Visite de La Ruche - Compte-rendu
.C’est dans une impasse cachée du 15ème, que nous nous sommes retrouvés pour découvrir ce haut lieu artistique parisien, baptisé la Ruche. Depuis la fin du 19ème siècle, Paris, la ville-lumière, attirait de nombreux artistes en devenir, peintres, sculpteurs arrivant des quatre coins du monde. Une fois à Paris, sans le sou, ils vivaient au jour le jour, ne mangeant pas toujours à leur faim. C’est un sculpteur reconnu et généreux, Alfred Boucher - (1850-1934) -, d’origine modeste, qui décida dès 1895, de rechercher un site dans Paris pour les accueillir, moyennant un loyer modeste, et leur permettre de travailler leur Art dans les meilleures conditions.
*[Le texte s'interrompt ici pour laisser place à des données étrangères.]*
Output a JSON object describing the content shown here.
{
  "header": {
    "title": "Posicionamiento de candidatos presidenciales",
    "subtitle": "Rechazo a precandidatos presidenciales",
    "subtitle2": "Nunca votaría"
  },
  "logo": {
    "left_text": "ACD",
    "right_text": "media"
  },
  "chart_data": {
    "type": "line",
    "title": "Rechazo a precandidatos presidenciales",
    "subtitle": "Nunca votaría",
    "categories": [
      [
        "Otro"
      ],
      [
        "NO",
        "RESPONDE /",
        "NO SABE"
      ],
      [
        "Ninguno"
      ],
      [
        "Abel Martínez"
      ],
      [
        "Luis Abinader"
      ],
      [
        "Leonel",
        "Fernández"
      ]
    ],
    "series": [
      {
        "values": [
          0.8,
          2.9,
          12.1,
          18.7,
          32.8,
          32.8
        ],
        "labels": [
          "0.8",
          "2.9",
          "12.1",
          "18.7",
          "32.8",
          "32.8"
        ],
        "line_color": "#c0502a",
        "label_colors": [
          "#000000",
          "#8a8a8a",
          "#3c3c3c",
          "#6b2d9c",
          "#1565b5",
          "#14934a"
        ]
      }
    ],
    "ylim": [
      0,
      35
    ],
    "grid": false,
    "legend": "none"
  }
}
Pour cela, il acquiert un terrain de 5000 m2 dans le 15ème arrondissement de Paris, derrière les abattoirs mais qui présentait l’avantage d’être relié à Montparnasse par le tramway. Il récupère de nombreux éléments démontés des pavillons de l’Exposition Universelle de 1900, pour construire les ateliers, certes, très hétéroclites, mais logeables. Nombre de ces artistes en devenir, furent accueillis dans cet endroit mythique : Chagall, Soutine, Zadkine, Modigliani, Brancusi, Léger, Picasso … et même une certaine Jeanne Lanvin à ses débuts. Contrairement aux autres cités d’artistes c’est la seule où les locataires peuvent y rester à vie.
Après avoir franchi la grille monumentale de l’entrée, style Art Nouveau, issue du Palais des Femmes de l’expo universelle de 1900, deux caryatides provenant du pavillon des vins de Gironde nous accueillent à l’entrée de la Rotonde.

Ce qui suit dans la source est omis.